03 – User-Centered Evaluation
Parent: 03-user-centered-evaluation.md · AIP-C01 Skill: 5.1.3 – User-Centered Evaluation Methods
System: MangaAssist – JP Manga Chatbot on Amazon.com
Stack: AWS Bedrock Claude 3.5 Sonnet · SageMaker · DynamoDB · OpenSearch Serverless · ElastiCache Redis · ECS Fargate
Overview
User-centered evaluation captures real human judgment about chatbot quality — the signals that offline metrics alone cannot provide. For MangaAssist, this means understanding whether manga fans actually find the recommendations useful, whether product answers resolve their questions, and whether the conversational experience feels natural.
This skill area covers four complementary feedback collection strategies:
| # | Scenario | Signal Type | Key Metric |
|---|---|---|---|
| 01 | Thumbs Feedback Interface | Explicit – binary | Thumbs-up rate per intent |
| 02 | Response Rating System | Explicit – ordinal | Mean rating, NPS |
| 03 | Annotation Workflow & Quality | Expert – rubric-based | Cohen's Kappa, annotation accuracy |
| 04 | Implicit Signal Collection | Behavioral – passive | Cart-add rate, re-engagement, dwell time |
Why User-Centered Evaluation Matters for MangaAssist
- Offline metrics lie — A recommendation engine with high NDCG@10 can still surface manga titles the user already owns or genres they dislike.
- Intent coverage gaps — BLEU/ROUGE scores on
faqresponses don't capture whether the answer actually resolved the customer's question. - Subjective satisfaction — Whether a
chitchatresponse about a manga series feels knowledgeable requires human judgment. - Business alignment — Amazon cares about conversion (cart adds after
recommendation), not just response fluency.
Quick Navigation
03-user-centered-evaluation/
├── README.md ← You are here
├── 01-thumbs-feedback-interface/
│ ├── README.md ← 12 scenario questions
│ └── ANSWERS.md ← Detailed answers
├── 02-response-rating-system/
│ ├── README.md ← 12 scenario questions
│ └── ANSWERS.md ← Detailed answers
├── 03-annotation-workflow-quality/
│ ├── README.md ← 12 scenario questions
│ └── ANSWERS.md ← Detailed answers
└── 04-implicit-signal-collection/
├── README.md ← 12 scenario questions
└── ANSWERS.md ← Detailed answers
Cross-Cutting Themes
- Feedback fatigue: Asking users too often kills response rates. Balance explicit collection with implicit signals.

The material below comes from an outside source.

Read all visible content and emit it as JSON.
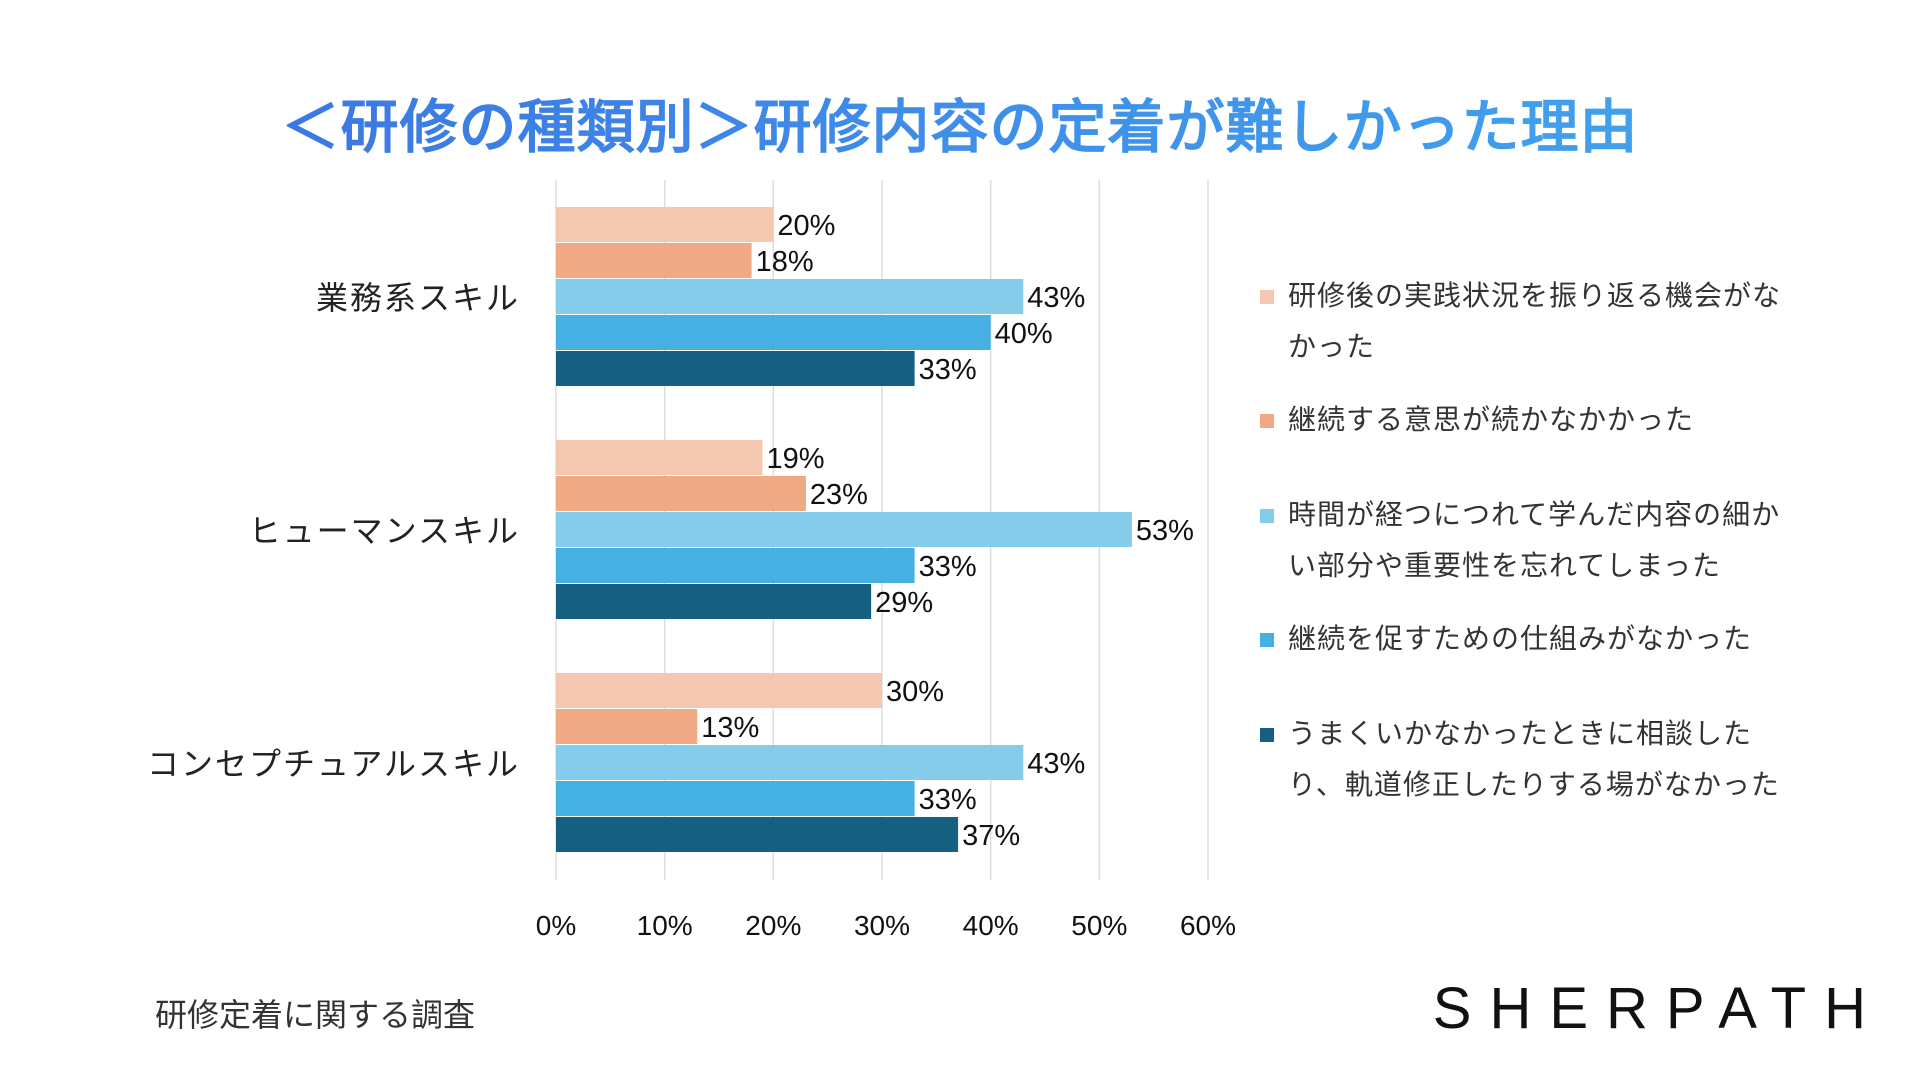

- Sample bias: Power users who leave feedback are not representative of all MangaAssist users.
- Storage & streaming: All signals flow through Kinesis Data Streams → DynamoDB (hot) / S3 (cold) for real-time and batch analysis.
- Privacy: PII handling under Amazon's data governance — feedback is associated with session IDs, not customer IDs, unless opt-in consent is granted.
- Closing the loop: Feedback must flow back into model fine-tuning (SageMaker), prompt optimization (Bedrock), and cache invalidation (ElastiCache Redis).